Алекс сошёл с трапа, с наслаждением ощущая твёрдую землю под ногами. Плаванье через Атлантику выдалось нелёгким, всю дорогу изрядно штормило.

— Господин? — Подлетел к нему бедно, но опрятно одетый молодой парень, — позвольте помочь! Я хорошо знаю порт и славный город Гамбург, и готов…

— Уйди, — в трущобах Лондона и Нью-Йорка попаданец пробыл не так много времени, но научился за это время распознавать типажи. Типичный мошенник на доверии. Чтобы не разговаривать долго, Фокадан постарался вложить во взгляд весь трущобный и армейский опыт.

— И-извините! — Мошенник отпрыгнул, мгновенно покрывшись бисеринами пота, — извините, что побеспокоил, господин!

Быстро отбежав, абориген что-то зашипел таким же мутным оборванцам, окружившим немногочисленных пассажиров, сходивших с судна. Немецкий Алекс знал отлично, но это какой-то жаргон, так что успел разобрать только:

— Мокрушник.

— Перестарался, — констатировал парень, оглядываясь по сторонам. Носильщиков как-то не наблюдалось, аборигены после слов мошенника мгновенно рассосались… а, вот и носильщики!

Немолодые, явно пьющие мужчины не вызывали особой симпатии, но поскольку на них одето подобие униформы и какие-то бляхи, пришлось доверить свой багаж.

Пассажиры, плывшие на том же корабле, пристроились следом, боязливо оглядываясь по сторонам. В большинстве своём это женщины средних лет с выводками детей.

Фокадан без особой охоты принял на себя ответственность, проводив своих попутчиков за пределы порты и рассадив на извозчиков. Дамы путано благодарили за покровительство и…

— Если бы не вы, Алексис, — наше путешествие вышло бы на редкость унылым, — некогда симпатичная чешка лет сорока, обременённая выводком из девяти детей, особенно многословна, прижимаясь всем телом и… намекая.

Попаданец усиленно не замечал намёков и терпел, отделываясь общими вежливыми фразами. Всего-то и делов, что во время плавания взял на себя обязанности массовика-затейника. Не столько для развлечения дам и детей, сколько чтобы занять себя.

Найдя недорогую гостиницу, долго с остервенением мылся в тазике, уделяя особое внимание волосам. Да уж… скажи кто, что вши станут чем-то привычным… Сколько раз он цеплял их после попадания? В трущобах Лондона почти сразу, в бытность актёром несколько раз. А уж во время войны… вспоминать не хочется.

Отмывшись и переодевшись в чистое, отдал грязные вещи в стирку, он спустился вниз.

— Есть у вас кто-то, хорошо знакомый с Гамбургом? — Осведомился Алекс у худого, будто поеденного молью портье, — не хотелось бы упускать возможность ознакомиться со столь славным городом.

— Конечно, господин! Вам кого попроще или образованного человека?

— Гм… образованного.

Портье подозвал одного из мальчишек, дежуривших в холле.

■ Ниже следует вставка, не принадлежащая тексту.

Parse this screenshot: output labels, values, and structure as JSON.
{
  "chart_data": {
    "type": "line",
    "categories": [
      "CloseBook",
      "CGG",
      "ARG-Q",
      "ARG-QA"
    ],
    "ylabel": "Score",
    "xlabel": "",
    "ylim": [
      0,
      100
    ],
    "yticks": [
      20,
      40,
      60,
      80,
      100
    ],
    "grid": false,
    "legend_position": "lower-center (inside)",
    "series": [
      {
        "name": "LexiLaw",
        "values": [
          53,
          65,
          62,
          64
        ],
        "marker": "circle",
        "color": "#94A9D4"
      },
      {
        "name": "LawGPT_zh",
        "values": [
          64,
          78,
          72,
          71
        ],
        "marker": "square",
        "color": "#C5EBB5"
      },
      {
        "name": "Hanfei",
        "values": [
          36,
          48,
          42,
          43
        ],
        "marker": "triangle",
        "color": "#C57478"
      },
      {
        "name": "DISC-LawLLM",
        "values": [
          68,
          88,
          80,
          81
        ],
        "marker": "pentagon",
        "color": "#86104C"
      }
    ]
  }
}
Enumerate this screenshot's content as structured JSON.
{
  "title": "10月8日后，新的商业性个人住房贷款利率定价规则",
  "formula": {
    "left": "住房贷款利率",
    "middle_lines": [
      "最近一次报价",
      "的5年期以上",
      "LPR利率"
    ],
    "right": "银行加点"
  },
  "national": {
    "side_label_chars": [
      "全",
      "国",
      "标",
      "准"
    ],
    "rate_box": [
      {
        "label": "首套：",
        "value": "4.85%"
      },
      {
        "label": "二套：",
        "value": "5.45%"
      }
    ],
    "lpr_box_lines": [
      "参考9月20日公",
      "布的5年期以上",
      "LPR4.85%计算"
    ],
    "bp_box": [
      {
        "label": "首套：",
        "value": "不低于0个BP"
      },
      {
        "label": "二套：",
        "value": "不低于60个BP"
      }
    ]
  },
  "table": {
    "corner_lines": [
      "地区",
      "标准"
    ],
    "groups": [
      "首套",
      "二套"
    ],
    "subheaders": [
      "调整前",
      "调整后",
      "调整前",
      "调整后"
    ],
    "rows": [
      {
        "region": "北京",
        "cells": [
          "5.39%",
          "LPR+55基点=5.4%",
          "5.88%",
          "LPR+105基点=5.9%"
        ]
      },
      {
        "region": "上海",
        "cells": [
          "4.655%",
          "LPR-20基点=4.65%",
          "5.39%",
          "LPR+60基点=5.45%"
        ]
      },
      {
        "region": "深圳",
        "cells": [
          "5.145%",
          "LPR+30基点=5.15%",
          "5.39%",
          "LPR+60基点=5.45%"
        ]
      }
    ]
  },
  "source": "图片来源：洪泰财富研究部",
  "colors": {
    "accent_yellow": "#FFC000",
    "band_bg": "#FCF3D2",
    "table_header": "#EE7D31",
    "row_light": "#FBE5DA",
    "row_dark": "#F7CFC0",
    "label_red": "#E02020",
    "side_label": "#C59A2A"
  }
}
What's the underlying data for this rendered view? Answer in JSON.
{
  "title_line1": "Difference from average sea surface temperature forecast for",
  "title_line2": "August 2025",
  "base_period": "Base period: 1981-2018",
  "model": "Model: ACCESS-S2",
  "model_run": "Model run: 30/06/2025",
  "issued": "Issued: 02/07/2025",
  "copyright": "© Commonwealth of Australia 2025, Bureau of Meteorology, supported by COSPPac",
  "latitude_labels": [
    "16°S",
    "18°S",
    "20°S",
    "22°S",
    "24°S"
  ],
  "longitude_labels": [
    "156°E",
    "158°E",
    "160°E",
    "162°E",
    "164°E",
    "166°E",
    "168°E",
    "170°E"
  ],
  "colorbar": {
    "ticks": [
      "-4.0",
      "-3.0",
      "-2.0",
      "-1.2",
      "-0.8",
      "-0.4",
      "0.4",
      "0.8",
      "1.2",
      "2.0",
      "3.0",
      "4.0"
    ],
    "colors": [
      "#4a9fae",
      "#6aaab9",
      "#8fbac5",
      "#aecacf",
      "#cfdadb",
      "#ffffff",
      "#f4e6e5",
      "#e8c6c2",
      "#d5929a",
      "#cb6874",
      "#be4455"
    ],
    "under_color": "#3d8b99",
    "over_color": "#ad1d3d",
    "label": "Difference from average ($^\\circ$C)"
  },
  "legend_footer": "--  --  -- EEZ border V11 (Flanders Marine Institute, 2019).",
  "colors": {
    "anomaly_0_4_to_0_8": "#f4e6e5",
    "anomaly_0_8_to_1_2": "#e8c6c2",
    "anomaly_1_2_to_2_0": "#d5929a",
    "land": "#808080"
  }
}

— Сейчас пригласят герра Шиммельграу, соблаговолите немного подождать. Сей господин работал некогда в архивах города, так что знает немало. Сейчас отошёл от дел, но чтобы не заскучать, проводит иногда экскурсии.

Через двадцать минут подошёл бодрый старичок, крепко попахивающий нафталином и нюхательным табаком, сходу начавший разговаривать весьма непринуждённо.

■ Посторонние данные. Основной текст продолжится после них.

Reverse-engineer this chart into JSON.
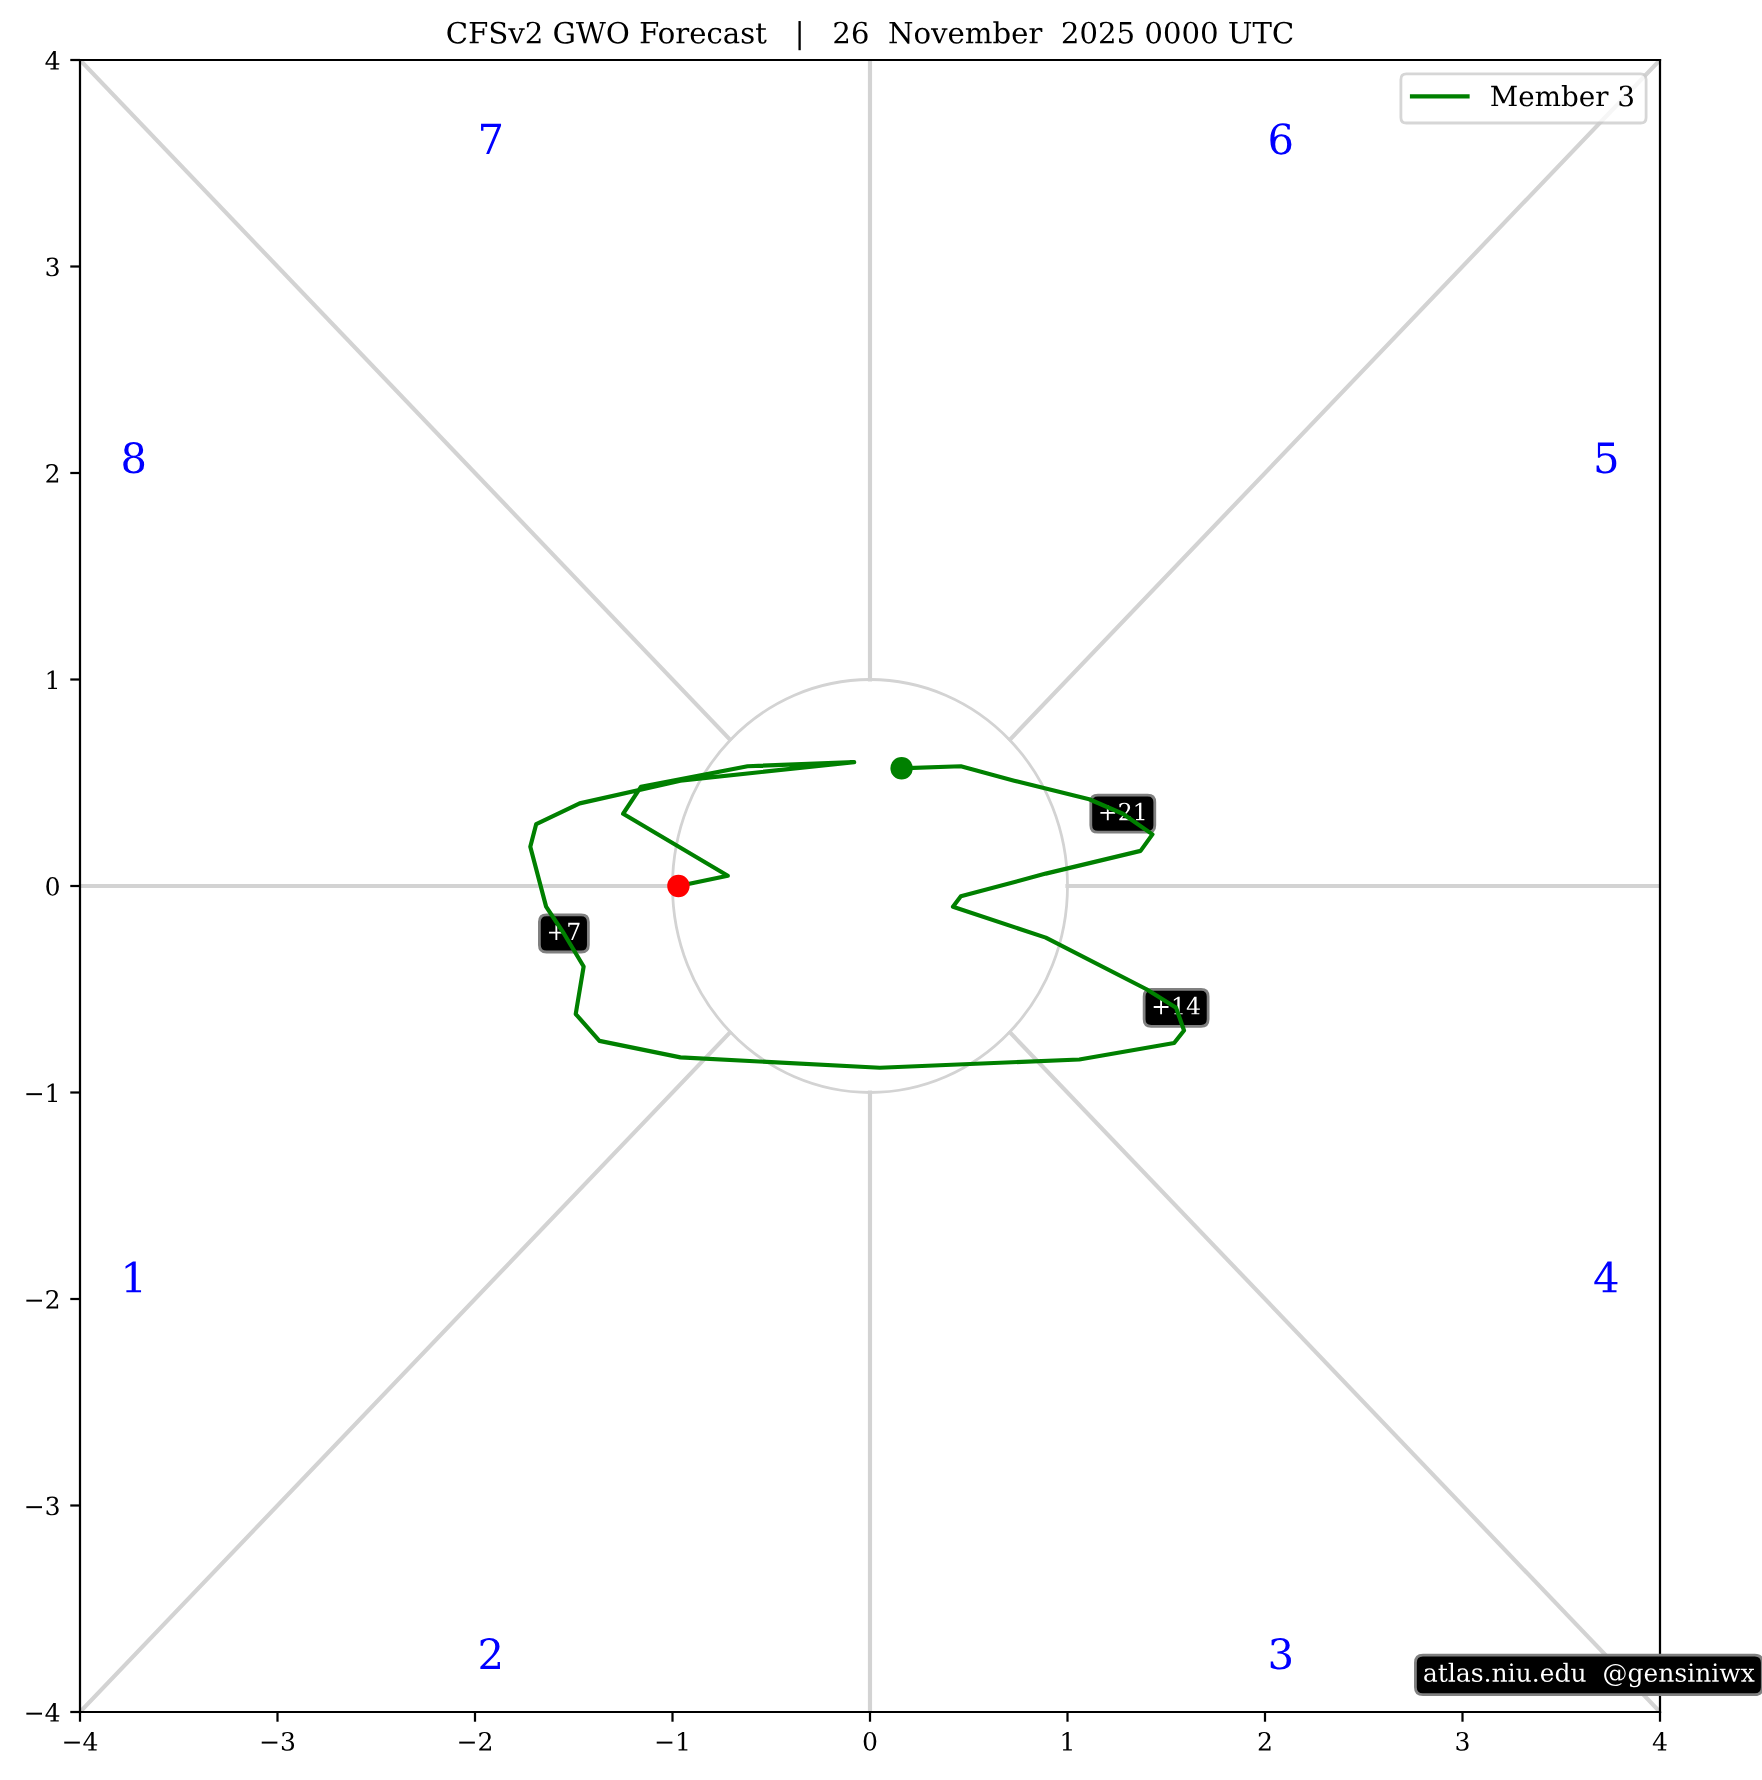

— Как лектор в универе, — отметил непроизвольно попаданец, — очень вежливо и корректно, но с позиции более знающего и высокопоставленного.

— Работать к нам или учиться, молодой человек? — Осведомился старичок, поблёскиваю любопытными глазами из-под кустистых бровей.

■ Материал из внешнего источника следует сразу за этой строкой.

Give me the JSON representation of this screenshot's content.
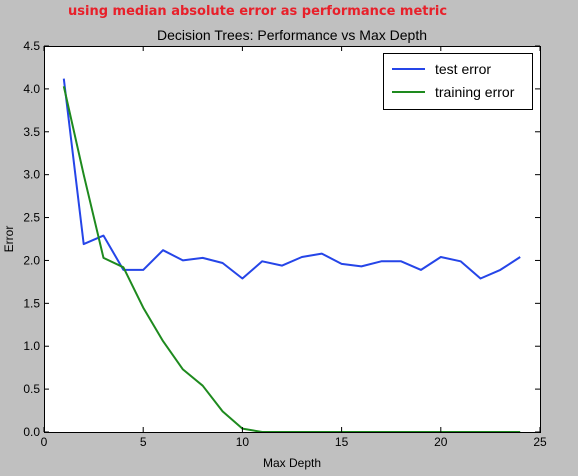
{
  "annotation": "using median absolute error as performance metric",
  "chart_data": {
    "type": "line",
    "title": "Decision Trees: Performance vs Max Depth",
    "xlabel": "Max Depth",
    "ylabel": "Error",
    "xlim": [
      0,
      25
    ],
    "ylim": [
      0.0,
      4.5
    ],
    "xticks": [
      0,
      5,
      10,
      15,
      20,
      25
    ],
    "yticks": [
      0.0,
      0.5,
      1.0,
      1.5,
      2.0,
      2.5,
      3.0,
      3.5,
      4.0,
      4.5
    ],
    "grid": false,
    "legend_position": "top-right",
    "x": [
      1,
      2,
      3,
      4,
      5,
      6,
      7,
      8,
      9,
      10,
      11,
      12,
      13,
      14,
      15,
      16,
      17,
      18,
      19,
      20,
      21,
      22,
      23,
      24
    ],
    "series": [
      {
        "name": "test error",
        "color": "#2545e8",
        "values": [
          4.12,
          2.19,
          2.29,
          1.89,
          1.89,
          2.12,
          2.0,
          2.03,
          1.97,
          1.79,
          1.99,
          1.94,
          2.04,
          2.08,
          1.96,
          1.93,
          1.99,
          1.99,
          1.89,
          2.04,
          1.99,
          1.79,
          1.89,
          2.04
        ]
      },
      {
        "name": "training error",
        "color": "#1e8a1e",
        "values": [
          4.03,
          3.0,
          2.03,
          1.92,
          1.45,
          1.06,
          0.73,
          0.54,
          0.24,
          0.04,
          0.0,
          0.0,
          0.0,
          0.0,
          0.0,
          0.0,
          0.0,
          0.0,
          0.0,
          0.0,
          0.0,
          0.0,
          0.0,
          0.0
        ]
      }
    ]
  }
}
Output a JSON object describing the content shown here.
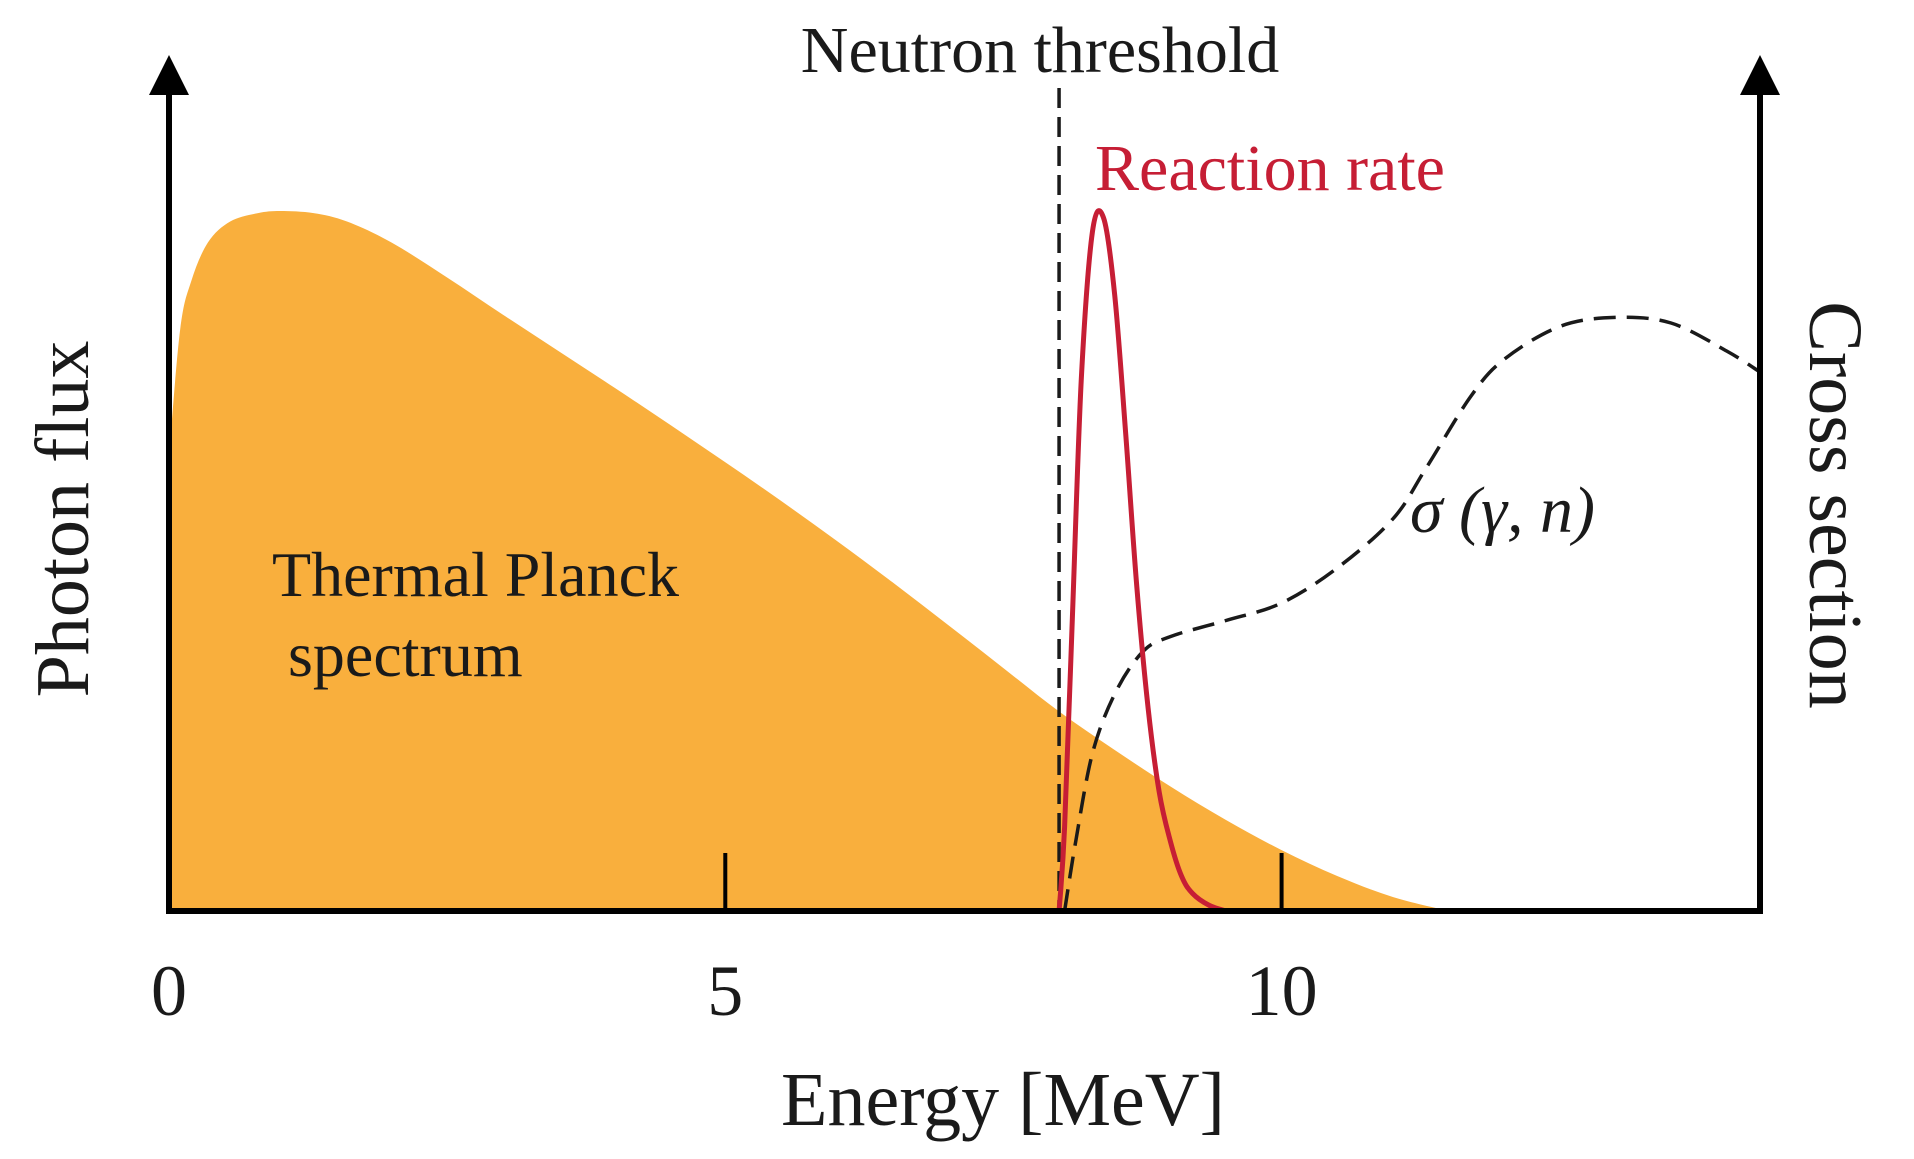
{
  "chart_data": {
    "type": "area",
    "title": "",
    "xlabel": "Energy [MeV]",
    "ylabel_left": "Photon flux",
    "ylabel_right": "Cross section",
    "xlim": [
      0,
      14.3
    ],
    "ylim": [
      0,
      1
    ],
    "xticks": [
      0,
      5,
      10
    ],
    "xtick_labels": [
      "0",
      "5",
      "10"
    ],
    "grid": false,
    "colors": {
      "planck": "#F9AF3D",
      "reaction": "#C61E35",
      "cross_section": "#1a1a1a",
      "axis": "#000000"
    },
    "threshold": {
      "label": "Neutron threshold",
      "x": 8.0
    },
    "series": [
      {
        "name": "Thermal Planck spectrum",
        "label_lines": [
          "Thermal Planck",
          " spectrum"
        ],
        "style": "filled-area",
        "x": [
          0.0,
          0.1,
          0.2,
          0.35,
          0.55,
          0.8,
          1.0,
          1.3,
          1.6,
          2.0,
          2.5,
          3.0,
          3.5,
          4.0,
          4.5,
          5.0,
          5.5,
          6.0,
          6.5,
          7.0,
          7.5,
          8.0,
          8.5,
          9.0,
          9.5,
          10.0,
          10.5,
          11.0,
          11.5
        ],
        "y": [
          0.65,
          0.83,
          0.9,
          0.955,
          0.985,
          0.997,
          1.0,
          0.997,
          0.985,
          0.955,
          0.905,
          0.852,
          0.8,
          0.748,
          0.695,
          0.641,
          0.586,
          0.529,
          0.47,
          0.409,
          0.347,
          0.285,
          0.23,
          0.178,
          0.13,
          0.087,
          0.05,
          0.02,
          0.0
        ]
      },
      {
        "name": "Reaction rate",
        "style": "solid-line",
        "x": [
          8.0,
          8.05,
          8.12,
          8.2,
          8.3,
          8.4,
          8.5,
          8.6,
          8.7,
          8.8,
          8.9,
          9.0,
          9.1,
          9.2,
          9.35,
          9.5
        ],
        "y": [
          0.0,
          0.12,
          0.42,
          0.76,
          0.97,
          0.99,
          0.88,
          0.68,
          0.46,
          0.29,
          0.17,
          0.1,
          0.05,
          0.025,
          0.008,
          0.0
        ]
      },
      {
        "name": "σ (γ, n)",
        "style": "dashed-line",
        "x": [
          8.05,
          8.15,
          8.3,
          8.5,
          8.75,
          9.0,
          9.5,
          10.0,
          10.5,
          11.0,
          11.3,
          11.7,
          12.0,
          12.5,
          13.0,
          13.5,
          14.0,
          14.3
        ],
        "y": [
          0.0,
          0.1,
          0.225,
          0.31,
          0.37,
          0.392,
          0.415,
          0.44,
          0.49,
          0.56,
          0.633,
          0.735,
          0.788,
          0.835,
          0.848,
          0.84,
          0.8,
          0.77
        ]
      }
    ],
    "annotations": [
      "Thermal Planck",
      " spectrum",
      "Reaction rate",
      "σ (γ, n)",
      "Neutron threshold"
    ]
  }
}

— Учиться, — подтвердил Алекс, — в берлинский Университет хочу.

— Достойно, достойно, — Шиммельграу жужжал что-то, напоминая бойкого шмеля, кружащего вокруг капли варенья, упавшего на стол.

Какое-то невероятное ощущение освобождения накрыло попаданца. Больше никаких забот… ИРА, Кельтика, Береговая Охрана… всё это в прошлом. Оно не ушло безвозвратно, но теперь Алекс снова будет студентом. Как раньше. Как дома.

Потом… видно будет. Возможно, выучится на инженера и будет выдавать на гора одно адаптированное открытие из будущего за другим. Или решит вести тихую жизнь рантье — где-то в Европе или вернувшись во Флориду. Станет типичным представителем богемы, писателем и драматургом.

А пока… пока он свободен. Как раньше.